On était parvenu au sommet d'une montée longue et pénible, et, en tournant le rocher, où depuis une heure on marchait encaissé, on voyait une vallée immense se déployer sous les pieds à une profondeur étourdissante. Du plateau où se trouvaient nos voyageurs, de gigantesques rochers couronnés de neige se dressaient encore vers le ciel; la nature était aride, bizarre, effroyablement romantique; mais devant eux, la route, redevenue une rampe rapide, s'enfonçait en mille détours pittoresques vers les plans abaissés d'une contrée fertile, riante et richement colorée. Quoi de plus beau qu'un pareil spectacle au coucher du soleil, lorsqu'à travers le cadre anguleux de la nature alpestre, on découvre la splendeur des terres fécondes, les flancs verdoyants des collines intermédiaires, que les feux de l'occident font resplendir, ces abîmes de verdure déroulés dans l'espace, les fleuves et les lacs embrasés, semés dans ce vaste tableau comme des miroirs ardents, et, au delà encore, les zones bleuâtres qui se mêlent sans se confondre, les horizons violets et le ciel sublime de lumière et de transparence! Sabina fit un cri d'admiration:—Ah! Léonce! dit-elle en lui reprenant la main, que je vous remercie de m'avoir conduite ici! que Dieu soit loué de cette journée!

—Et moi aussi, je vous remercie bien, dit le curé avec désespoir; nous ne risquons rien de nous recommander à Dieu, car de souper et de gîte il n'en faut plus parler. Nous voici à plus de dix lieues de chez nous, et nous marchons vers Venise ou vers Milan en droite ligne, au lieu de chercher notre étoile polaire et le coq de notre clocher.

—Au lieu de blasphémer ainsi, dit Teverino, vous devriez être à genoux, curé, et bénir l'Éternel, créateur et conservateur de si grandes choses!

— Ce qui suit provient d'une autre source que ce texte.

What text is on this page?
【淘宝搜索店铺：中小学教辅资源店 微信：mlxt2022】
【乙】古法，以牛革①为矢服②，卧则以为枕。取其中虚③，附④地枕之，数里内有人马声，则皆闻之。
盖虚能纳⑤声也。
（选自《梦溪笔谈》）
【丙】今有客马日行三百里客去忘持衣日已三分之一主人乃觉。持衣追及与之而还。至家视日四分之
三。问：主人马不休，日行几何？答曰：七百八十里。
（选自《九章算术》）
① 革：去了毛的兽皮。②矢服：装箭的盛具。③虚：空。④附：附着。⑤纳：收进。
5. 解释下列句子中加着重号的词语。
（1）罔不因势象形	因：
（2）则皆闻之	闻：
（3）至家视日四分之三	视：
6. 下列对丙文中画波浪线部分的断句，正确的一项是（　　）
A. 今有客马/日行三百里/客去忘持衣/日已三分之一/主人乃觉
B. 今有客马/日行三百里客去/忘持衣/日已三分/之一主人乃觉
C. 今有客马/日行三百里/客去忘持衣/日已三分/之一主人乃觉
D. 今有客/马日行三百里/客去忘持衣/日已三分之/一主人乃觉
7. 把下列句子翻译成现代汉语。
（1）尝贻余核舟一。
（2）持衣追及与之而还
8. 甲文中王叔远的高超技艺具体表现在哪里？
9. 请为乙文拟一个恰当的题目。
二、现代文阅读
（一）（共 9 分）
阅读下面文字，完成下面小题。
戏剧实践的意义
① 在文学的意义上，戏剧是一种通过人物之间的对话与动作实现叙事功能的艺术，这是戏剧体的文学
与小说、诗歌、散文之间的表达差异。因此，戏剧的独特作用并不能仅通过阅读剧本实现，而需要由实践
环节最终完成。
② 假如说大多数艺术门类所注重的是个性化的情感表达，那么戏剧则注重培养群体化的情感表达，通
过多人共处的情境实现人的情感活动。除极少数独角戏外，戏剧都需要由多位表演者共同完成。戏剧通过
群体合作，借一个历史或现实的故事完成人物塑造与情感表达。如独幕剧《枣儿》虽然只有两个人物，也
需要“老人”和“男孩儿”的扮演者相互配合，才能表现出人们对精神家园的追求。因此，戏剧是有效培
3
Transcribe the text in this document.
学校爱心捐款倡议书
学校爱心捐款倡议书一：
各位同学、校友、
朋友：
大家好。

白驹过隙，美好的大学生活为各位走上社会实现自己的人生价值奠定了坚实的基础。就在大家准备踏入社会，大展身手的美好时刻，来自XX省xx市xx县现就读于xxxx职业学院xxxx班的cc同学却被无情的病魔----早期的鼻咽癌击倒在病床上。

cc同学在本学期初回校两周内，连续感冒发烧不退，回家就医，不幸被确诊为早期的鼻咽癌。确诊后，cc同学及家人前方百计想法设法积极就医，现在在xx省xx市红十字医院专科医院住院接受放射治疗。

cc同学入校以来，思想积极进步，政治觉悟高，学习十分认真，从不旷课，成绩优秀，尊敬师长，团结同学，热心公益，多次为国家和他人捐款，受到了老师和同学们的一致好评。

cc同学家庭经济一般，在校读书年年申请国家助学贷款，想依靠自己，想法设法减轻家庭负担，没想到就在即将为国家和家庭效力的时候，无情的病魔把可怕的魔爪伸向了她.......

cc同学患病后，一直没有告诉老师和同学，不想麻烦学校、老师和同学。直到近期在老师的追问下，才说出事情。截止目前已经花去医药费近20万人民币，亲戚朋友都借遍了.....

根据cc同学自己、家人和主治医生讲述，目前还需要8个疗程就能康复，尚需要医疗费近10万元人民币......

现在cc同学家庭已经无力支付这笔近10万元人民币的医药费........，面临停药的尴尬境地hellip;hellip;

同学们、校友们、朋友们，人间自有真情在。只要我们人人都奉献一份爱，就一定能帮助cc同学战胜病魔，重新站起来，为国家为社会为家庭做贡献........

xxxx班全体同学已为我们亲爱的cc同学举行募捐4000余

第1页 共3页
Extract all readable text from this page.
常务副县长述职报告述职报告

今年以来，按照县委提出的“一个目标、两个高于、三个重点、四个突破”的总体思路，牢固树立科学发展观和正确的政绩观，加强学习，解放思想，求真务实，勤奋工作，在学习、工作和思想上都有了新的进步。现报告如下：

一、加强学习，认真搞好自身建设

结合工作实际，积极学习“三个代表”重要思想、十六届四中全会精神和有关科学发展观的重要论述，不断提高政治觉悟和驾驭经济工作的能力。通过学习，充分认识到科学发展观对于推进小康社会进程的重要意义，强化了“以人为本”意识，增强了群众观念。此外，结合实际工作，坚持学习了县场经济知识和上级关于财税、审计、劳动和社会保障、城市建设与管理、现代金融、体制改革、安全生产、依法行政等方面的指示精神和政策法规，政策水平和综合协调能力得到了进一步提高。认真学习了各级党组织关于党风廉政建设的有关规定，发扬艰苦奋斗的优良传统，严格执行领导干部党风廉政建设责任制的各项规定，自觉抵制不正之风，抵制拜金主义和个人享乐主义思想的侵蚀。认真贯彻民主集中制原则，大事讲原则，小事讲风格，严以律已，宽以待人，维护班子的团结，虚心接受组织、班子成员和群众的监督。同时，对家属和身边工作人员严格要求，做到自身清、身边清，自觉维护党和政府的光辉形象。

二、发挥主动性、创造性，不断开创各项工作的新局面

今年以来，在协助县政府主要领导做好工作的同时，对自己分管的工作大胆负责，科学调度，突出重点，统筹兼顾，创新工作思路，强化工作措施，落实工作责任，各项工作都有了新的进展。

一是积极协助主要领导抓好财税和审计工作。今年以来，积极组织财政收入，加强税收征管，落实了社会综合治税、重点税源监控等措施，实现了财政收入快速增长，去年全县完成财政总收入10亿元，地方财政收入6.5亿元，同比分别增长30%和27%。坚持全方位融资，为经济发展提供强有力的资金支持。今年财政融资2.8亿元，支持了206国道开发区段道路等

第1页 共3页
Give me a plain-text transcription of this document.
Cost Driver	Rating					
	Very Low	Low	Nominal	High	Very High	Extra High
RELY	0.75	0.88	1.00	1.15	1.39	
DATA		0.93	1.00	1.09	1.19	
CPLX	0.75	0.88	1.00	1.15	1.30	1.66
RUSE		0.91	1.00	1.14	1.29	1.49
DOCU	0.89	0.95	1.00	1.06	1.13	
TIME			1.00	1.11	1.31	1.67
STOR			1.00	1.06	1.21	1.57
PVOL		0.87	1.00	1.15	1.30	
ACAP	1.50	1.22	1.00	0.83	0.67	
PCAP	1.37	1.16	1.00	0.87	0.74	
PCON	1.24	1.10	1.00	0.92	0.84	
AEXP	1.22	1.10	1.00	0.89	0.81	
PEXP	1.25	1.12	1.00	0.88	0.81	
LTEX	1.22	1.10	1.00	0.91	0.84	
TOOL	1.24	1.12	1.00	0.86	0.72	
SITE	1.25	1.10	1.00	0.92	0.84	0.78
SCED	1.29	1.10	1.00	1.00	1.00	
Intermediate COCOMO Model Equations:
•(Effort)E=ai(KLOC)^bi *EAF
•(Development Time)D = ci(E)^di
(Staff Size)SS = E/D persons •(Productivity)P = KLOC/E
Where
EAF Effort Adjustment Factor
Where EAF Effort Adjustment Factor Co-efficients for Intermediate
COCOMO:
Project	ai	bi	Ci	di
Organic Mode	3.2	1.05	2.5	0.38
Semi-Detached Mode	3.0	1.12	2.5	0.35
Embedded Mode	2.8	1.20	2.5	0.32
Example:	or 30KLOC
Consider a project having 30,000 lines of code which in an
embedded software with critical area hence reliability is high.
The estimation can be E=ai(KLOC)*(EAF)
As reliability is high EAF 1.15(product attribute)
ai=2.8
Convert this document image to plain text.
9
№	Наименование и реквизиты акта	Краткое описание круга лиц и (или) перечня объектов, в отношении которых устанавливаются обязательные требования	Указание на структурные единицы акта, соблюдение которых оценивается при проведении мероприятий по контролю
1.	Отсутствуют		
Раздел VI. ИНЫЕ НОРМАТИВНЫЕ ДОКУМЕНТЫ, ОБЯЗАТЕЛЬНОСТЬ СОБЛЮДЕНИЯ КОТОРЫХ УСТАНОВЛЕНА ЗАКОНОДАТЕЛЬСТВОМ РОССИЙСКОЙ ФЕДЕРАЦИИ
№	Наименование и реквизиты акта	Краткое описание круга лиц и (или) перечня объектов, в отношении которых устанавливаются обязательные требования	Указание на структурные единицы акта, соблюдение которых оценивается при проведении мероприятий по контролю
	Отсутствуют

Me voilà tout à fait mécontent de votre foi, et si je ne vous aimais, je vous dénoncerais de suite à mon oncle le saint-père. Est-ce ainsi, abbé sans cervelle et sans principes, que vous devriez saluer la terre d'Italie et le chemin qui conduit à la ville éternelle!

—C'est donc l'Italie? s'écria Sabina en s'élançant sur le chemin; ma chère Italie, que je rêve depuis mon enfance, et que mon traître de mari me permettait à peine de voir en peinture! Eh quoi! marquis, vous nous avez fait entrer en Italie!

O cara patria! chanta Teverino, et, entonnant de sa belle voix le noble récitatif de Tancredi: «Terra degli avi miei, ti bacio!»